Pode-se ler o texto que se segue como uma apresentação das fantasias compartilhadas socialmente como aquilo que Freud diz delas em "Escritores criativos e devaneio" (FREUD, 1907): tentativas de realização de desejos, pensadas no futuro, através de modelos de prazeres passados, de lidar com as frustrações que a realidade impõe no presente. Como se verá, me refiro, neste texto, às frustrações que a realidade do capitalismo contemporâneo impõe.

Já há tempos que o atleta tem servido de figura de referência, de modelo de conduta na cultura. O atleta de alto rendimento - e principalmente o vitorioso, o medalhista - figura como ícone ou como exemplo de como prosperar pelo menos em prestígio social e em condição econômica. Para as classes baixas transmite-se e veicula-se o sonho de que através de uma vida de esportista o menino pobre poderá enriquecer e retirar não só a si mesmo, mas também a família, de uma condição de vida precária, quando sabemos que isso é muito raro de acontecer, mesmo entre os jogadores de futebol. Falarei disso mais à frente.

Mas a idealização do atleta e da prática esportiva não recai única e exclusivamente sobre o destino que uma vida de esportista pode dar economicamente a um menino ou menina pobres. Há também a veiculação da ideia de que o esporte educa e afasta o indivíduo do mau caminho - seja este a criminalidade, a imoralidade, o ócio ou a doença. É a respeito disso tudo e também a respeito da gratificação financeira e de idolatria social que se costuma repetir o slogan 'O esporte salva vidas'. E assim fica claro que a idealização do esportista é também a idealização de certa ética. Pretendo mostrar que se trata de uma idealização da ética da competição consigo e com o outro, a qual é marca do individualismo neoliberal em que estamos inseridos; acredita-se que o esporte transmite os valores morais e conservadores da 'competição dentro das quatro linhas' em oposição ao 'jogo sujo' de não querer jogar o jogo competitivo por medalhas, no esporte e na vida em geral e se vê nisso um importante papel social no esporte.

O atleta como modelo, no entanto, não diz respeito única e exclusivamente ao campo dos esportes.

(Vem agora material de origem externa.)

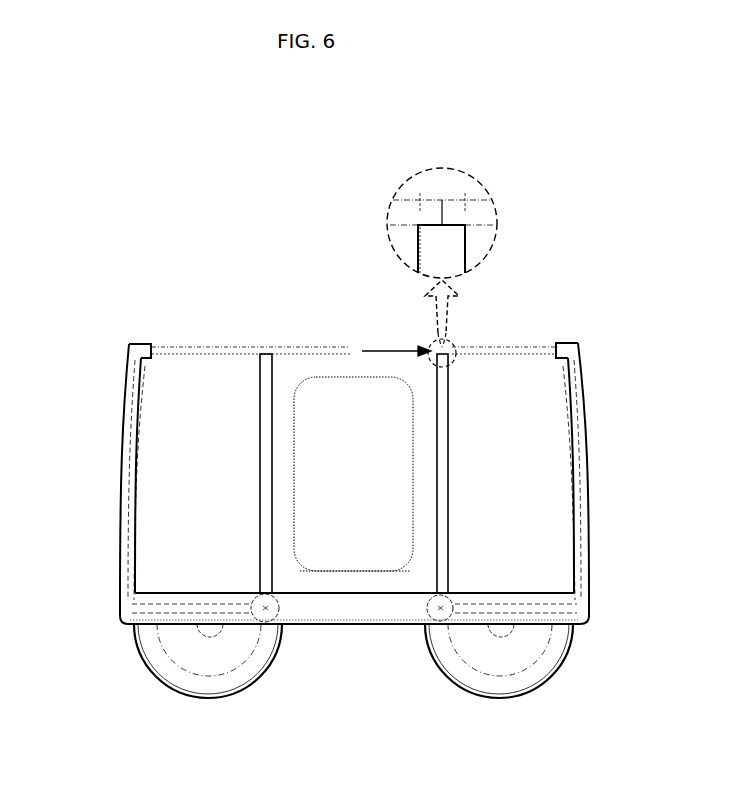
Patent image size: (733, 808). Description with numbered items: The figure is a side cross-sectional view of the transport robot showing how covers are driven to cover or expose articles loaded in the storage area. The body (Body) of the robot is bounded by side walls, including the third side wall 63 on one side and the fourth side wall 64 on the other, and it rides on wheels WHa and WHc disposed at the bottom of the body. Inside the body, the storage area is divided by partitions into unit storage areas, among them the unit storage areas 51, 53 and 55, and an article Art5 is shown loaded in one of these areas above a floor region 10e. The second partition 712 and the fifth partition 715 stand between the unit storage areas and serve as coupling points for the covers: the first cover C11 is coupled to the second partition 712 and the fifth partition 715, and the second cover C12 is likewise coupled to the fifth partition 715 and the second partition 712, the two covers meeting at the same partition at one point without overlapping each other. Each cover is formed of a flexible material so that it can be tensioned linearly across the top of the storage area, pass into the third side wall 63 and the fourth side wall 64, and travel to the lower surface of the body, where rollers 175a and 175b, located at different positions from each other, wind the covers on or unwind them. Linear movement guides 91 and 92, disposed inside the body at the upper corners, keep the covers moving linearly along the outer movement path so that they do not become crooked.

The body Body is at (106, 288).
The unit storage area 53 is at (268, 565).
The third side wall 63 is at (122, 478).
The fourth side wall 64 is at (585, 478).
The linear movement guide 91 is at (125, 347).
The linear movement guide 92 is at (581, 350).
The unit storage area 51 is at (148, 530).
The unit storage area 55 is at (556, 508).
The second partition 712 is at (258, 440).
The fifth partition 715 is at (445, 555).
The first cover C11 is at (194, 347).
The second cover C12 is at (504, 347).
The fifth article Art5 is at (353, 474).
The floor / loading surface 10e is at (360, 572).
The wheel WHa is at (206, 681).
The wheel WHc is at (498, 681).
The roller 175a is at (270, 614).
The roller 175b is at (436, 615).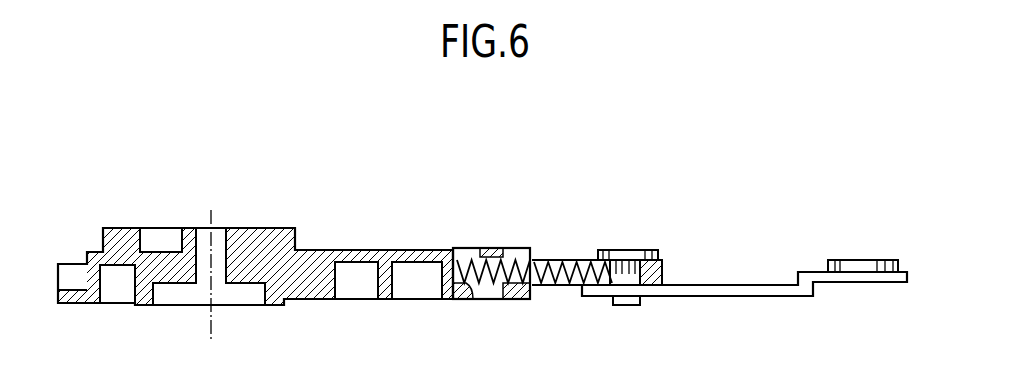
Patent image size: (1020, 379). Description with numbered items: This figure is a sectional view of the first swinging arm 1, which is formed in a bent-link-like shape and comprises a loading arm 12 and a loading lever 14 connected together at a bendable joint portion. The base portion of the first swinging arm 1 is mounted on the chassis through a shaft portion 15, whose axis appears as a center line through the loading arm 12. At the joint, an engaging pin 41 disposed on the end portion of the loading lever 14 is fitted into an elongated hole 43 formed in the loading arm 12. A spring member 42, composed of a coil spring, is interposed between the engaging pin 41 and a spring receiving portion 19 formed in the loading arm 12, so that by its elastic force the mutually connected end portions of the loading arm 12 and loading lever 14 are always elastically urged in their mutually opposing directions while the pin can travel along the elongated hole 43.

The first swinging arm 1 is at (723, 210).
The loading arm 12 is at (333, 250).
The loading lever 14 is at (732, 297).
The shaft portion 15 is at (212, 332).
The spring holder 19 is at (466, 249).
The engaging pin 41 is at (622, 262).
The spring member 42 is at (570, 262).
The elongated hole 43 is at (558, 260).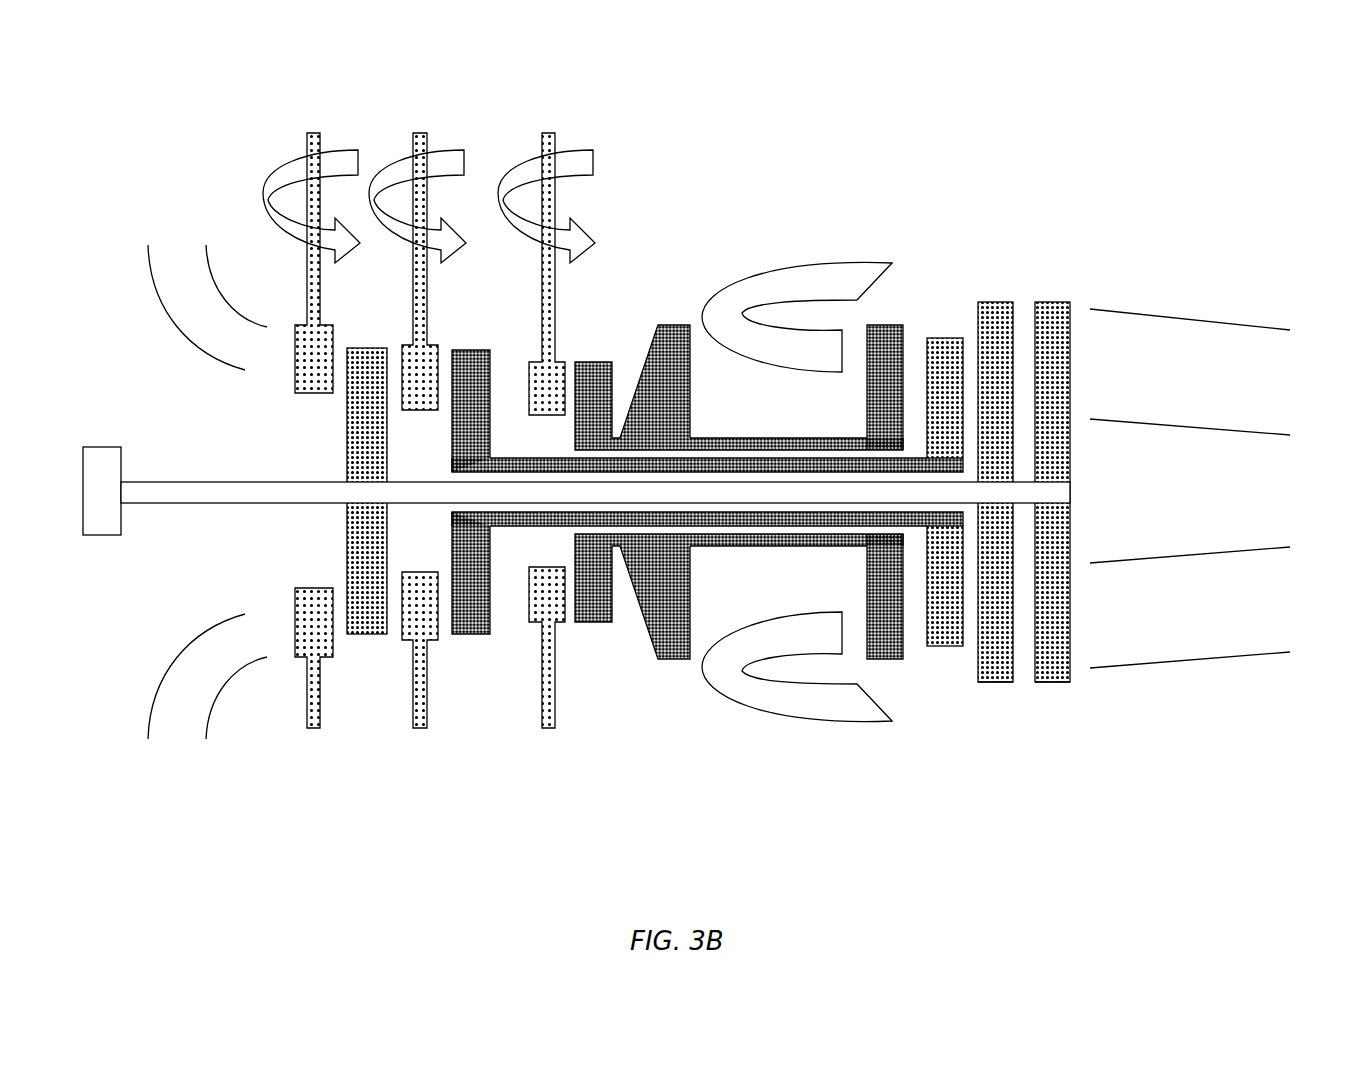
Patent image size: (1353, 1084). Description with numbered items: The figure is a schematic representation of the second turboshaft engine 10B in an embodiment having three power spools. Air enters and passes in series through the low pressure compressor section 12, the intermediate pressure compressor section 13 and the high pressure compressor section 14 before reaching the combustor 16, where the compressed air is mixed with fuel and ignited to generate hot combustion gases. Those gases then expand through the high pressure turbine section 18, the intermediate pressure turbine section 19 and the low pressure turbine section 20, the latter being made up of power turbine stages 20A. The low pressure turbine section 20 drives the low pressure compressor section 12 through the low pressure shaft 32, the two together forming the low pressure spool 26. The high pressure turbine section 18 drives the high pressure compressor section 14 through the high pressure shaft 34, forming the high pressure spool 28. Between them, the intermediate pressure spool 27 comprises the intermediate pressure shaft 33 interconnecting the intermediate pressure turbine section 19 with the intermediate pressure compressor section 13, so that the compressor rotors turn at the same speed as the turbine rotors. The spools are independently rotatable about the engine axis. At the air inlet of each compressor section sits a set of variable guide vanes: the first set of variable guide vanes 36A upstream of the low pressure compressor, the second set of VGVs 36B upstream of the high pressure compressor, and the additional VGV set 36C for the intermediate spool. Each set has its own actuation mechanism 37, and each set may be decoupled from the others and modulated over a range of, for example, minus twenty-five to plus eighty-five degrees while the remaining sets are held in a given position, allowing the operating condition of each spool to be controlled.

Se é verdade que há a aposta no esporte como a salvação ou o salvamento de muitas vidas, há também a importação da figura do atleta, de seu modo de vida, de seu vocabulário e da lógica de sua prática por parte de outras profissões e atividades. Assim, o que antes era chamado, nas academias de ginástica e/ou musculação, de 'fazer exercício', passou a ser chamado de treino. Talvez isso seja oriundo de uma má tradução do termo inglês training, mas resta a pergunta sobre porque resolvemos ficar com este termo no lugar do já consagrado 'fazer exercício' ou simplesmente 'malhar'. Ao consultar o dicionário Aurélio, encontro as seguintes significações para o verbete 'treinar':

"2. Tornar apto, destro, capaz, para determinada tarefa ou atividade; habilitar, adestrar: Treinar atletas; treinar cães para a caça. Int. e p. 3. Exercitar-se para jogos desportivos, ou para outros fins." (p. 1415)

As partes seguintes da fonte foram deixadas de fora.